For Brother Lawrence, "common business," no matter how mundane or routine, was a way to receive God’s love and be re-fueled by it. The sacredness or worldly status of a task mattered less than the motivation behind it.
"It is not necessary that we have great things to do, we can do little things for God; I turn the cake that is frying on the pan for love of him, and that done, if there is nothing else to call me, I pray with thanks to Christ who gives me the grace to work. Whether I stir the soup or sweep the floor, I do it in response to the love God gives me.”
Are you, am I, are we, still able to choose a proper heart concerning the details of this life? Lawrence practiced the presence of God, one task, one prayer at a time. Each meal he cooked, each errand he ran, each pot he scrubbed became a motion of devotion.
The world has and will continue to scorn a life of the spirit such as this. Brother Lawrence was certainly aware of this. The monastery walls did not protect him from the daily pressure of his superiors to get the job done, be efficient, produce work. By practicing the presence, Lawrence recognized what was all around him, constant holiness. The eyes of the spirit do see differently than human eyes.
Is it surprising that Brother Lawrence is still being lifted up after 300 years? It is surprising when you learn that he never boasted or loudly proclaimed his approach to the spiritual life; it was his fellow monks who observed his actions, his attention to holiness. They were the ones who brought his private writings to light after his death. Lawrence’s Godly practice and preparation led other ordinary persons to spread the word of God’s constant nearness.
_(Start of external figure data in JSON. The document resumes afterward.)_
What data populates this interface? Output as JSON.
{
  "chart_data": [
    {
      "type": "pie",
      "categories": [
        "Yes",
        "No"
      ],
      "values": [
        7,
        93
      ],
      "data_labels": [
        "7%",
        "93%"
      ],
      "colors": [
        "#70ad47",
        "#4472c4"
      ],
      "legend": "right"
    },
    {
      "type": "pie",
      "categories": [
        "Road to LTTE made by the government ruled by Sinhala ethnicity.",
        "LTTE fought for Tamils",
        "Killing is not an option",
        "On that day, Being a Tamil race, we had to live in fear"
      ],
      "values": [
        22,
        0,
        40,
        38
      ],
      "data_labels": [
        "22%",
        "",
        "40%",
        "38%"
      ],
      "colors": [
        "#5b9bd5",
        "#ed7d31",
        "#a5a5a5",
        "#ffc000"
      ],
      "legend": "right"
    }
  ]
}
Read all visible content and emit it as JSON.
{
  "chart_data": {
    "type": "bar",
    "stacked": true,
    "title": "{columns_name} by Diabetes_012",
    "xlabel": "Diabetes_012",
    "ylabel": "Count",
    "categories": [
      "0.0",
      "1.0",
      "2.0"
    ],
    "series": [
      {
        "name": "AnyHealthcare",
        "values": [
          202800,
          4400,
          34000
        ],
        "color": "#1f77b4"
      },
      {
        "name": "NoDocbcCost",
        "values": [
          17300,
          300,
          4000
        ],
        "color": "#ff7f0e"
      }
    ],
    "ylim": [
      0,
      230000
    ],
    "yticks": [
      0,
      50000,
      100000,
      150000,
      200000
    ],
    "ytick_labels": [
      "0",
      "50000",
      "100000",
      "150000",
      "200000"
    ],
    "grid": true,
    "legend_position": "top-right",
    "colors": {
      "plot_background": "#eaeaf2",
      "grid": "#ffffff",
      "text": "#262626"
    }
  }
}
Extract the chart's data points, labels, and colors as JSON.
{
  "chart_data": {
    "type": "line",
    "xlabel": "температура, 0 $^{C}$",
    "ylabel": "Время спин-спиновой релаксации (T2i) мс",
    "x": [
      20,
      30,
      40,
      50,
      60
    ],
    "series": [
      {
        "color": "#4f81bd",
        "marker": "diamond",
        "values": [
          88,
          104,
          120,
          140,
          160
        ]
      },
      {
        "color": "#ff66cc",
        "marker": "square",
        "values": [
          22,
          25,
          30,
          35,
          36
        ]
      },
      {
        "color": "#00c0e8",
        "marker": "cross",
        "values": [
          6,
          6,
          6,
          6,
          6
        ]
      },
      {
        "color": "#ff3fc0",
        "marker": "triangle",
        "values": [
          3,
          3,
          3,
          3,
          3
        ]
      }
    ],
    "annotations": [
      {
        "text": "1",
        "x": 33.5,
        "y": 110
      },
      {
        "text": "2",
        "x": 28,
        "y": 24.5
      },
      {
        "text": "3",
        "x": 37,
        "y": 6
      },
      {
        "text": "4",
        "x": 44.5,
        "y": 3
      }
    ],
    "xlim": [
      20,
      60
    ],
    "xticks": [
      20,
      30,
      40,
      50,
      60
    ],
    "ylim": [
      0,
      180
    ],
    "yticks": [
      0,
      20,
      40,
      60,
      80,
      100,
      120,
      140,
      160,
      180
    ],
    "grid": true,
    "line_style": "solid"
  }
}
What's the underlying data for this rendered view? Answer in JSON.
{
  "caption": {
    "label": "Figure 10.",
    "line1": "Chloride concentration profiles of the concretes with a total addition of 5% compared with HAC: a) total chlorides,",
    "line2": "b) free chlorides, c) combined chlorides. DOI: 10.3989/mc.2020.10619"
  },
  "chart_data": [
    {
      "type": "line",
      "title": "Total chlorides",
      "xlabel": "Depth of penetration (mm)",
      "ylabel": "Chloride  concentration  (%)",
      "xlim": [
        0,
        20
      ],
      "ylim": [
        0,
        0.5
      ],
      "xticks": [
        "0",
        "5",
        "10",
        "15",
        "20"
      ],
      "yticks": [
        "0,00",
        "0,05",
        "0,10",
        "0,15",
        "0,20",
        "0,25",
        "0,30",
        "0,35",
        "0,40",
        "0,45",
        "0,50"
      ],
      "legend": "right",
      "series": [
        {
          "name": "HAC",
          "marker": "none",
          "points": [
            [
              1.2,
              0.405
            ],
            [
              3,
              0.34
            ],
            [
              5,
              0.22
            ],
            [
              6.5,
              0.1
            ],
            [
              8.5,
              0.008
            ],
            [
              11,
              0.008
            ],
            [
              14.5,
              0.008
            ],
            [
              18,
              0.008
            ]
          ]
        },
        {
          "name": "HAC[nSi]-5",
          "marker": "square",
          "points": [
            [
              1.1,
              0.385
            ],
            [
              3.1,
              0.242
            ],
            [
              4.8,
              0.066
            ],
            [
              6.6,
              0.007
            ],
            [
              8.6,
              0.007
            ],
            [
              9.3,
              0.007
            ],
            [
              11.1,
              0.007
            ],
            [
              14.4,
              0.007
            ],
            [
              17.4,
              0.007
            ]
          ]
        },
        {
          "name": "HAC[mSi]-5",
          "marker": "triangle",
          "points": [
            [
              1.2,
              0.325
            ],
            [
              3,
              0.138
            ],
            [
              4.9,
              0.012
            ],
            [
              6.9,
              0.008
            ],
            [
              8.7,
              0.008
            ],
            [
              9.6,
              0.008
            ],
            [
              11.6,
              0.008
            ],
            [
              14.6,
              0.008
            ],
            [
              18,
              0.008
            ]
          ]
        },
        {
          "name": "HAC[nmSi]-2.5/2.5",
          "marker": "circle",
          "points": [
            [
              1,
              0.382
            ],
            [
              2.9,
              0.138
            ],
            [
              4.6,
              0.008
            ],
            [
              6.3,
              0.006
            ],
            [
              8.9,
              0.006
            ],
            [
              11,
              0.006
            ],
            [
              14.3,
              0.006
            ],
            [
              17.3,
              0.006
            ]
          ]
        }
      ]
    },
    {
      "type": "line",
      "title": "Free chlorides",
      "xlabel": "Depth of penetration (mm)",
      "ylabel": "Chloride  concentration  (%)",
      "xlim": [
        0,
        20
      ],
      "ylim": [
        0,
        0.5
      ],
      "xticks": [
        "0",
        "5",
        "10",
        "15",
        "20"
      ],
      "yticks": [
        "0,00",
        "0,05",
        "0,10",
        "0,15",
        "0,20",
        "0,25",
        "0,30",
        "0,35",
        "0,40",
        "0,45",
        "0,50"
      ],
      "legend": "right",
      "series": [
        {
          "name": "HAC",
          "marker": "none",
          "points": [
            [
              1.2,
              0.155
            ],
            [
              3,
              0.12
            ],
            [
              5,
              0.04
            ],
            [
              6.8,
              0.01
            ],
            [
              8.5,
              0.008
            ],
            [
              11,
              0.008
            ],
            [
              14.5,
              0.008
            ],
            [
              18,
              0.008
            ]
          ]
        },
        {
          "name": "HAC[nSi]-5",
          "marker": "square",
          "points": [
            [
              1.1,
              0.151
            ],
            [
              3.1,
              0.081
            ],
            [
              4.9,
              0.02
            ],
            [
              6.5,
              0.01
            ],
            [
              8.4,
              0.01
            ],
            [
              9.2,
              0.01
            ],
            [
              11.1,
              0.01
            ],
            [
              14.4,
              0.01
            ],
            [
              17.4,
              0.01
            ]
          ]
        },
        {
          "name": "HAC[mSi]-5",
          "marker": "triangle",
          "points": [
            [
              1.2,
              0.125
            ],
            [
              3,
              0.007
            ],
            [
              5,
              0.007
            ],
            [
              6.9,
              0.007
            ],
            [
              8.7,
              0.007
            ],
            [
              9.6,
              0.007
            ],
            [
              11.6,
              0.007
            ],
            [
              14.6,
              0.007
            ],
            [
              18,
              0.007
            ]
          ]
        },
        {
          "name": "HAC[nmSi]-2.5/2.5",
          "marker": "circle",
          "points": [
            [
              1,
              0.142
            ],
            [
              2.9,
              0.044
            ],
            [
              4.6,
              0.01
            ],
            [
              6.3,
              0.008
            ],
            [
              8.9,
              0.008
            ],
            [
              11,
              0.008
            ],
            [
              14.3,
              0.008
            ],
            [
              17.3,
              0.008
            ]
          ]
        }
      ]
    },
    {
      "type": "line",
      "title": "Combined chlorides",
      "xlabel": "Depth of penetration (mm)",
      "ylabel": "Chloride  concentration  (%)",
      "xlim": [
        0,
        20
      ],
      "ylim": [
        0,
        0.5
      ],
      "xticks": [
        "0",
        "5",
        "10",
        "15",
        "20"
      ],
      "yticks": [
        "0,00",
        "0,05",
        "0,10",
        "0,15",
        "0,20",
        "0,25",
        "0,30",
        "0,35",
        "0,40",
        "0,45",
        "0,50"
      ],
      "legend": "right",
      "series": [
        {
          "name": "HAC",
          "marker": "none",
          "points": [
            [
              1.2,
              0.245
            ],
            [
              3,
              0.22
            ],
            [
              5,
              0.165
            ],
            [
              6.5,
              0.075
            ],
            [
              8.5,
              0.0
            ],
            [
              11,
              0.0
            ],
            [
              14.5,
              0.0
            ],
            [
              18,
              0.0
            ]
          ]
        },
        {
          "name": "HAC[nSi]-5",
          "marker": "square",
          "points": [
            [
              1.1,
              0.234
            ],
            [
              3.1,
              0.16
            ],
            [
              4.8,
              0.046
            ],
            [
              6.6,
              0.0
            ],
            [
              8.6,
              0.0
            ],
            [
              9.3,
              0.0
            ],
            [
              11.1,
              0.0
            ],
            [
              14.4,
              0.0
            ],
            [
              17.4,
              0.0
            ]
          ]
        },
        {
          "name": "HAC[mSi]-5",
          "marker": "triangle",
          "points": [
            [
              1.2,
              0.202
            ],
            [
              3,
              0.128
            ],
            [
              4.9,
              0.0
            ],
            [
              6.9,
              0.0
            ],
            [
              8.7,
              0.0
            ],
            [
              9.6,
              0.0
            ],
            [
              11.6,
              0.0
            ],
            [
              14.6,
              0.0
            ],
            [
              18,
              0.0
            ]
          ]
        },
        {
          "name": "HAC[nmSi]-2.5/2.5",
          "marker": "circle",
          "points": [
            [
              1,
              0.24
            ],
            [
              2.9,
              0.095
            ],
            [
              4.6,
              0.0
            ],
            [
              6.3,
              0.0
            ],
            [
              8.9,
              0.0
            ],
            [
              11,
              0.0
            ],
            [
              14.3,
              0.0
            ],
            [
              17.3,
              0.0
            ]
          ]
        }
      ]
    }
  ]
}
But Pastor Mike, Brother Lawrence lived 300 years ago, he didn’t have to deal with our seductions. Perhaps not. But there is one thing that we and Brother Lawrence have that is the same--the free will to choose our path. By deciding to practice the presence of God in Christ, it is like filling the oil flask for your lamp.
Waiting for the wedding party to begin, you will walk through much darkness, that will not change. Practice makes perfect, as they say; but practice also creates momentum. Momentum is life’s vital ingredient that sustains motivation. Spiritual momentum is not much different from the physical kind. Attaining it is one thing, retaining it is another.
Among athletes, golfers and basketball players seem to speak most eloquently about momentum. They call it the zone, the place where they are really ‘locked’ or ‘tuned’ in. To a golfer in the zone, the cup may look as big as a 5 gallon bucket; to a basketball player, the basket seems 3 feet wide. They also speak about coming in and out of the zone, generally a complete mystery as to when it is going to happen.
The only element that is common to both the physical and the spiritual athlete is practicing the art of preparation, the act of making sure your flask is full for when the time comes, so that your flame will continue to burn and offer the light of Christ no matter how dark the path.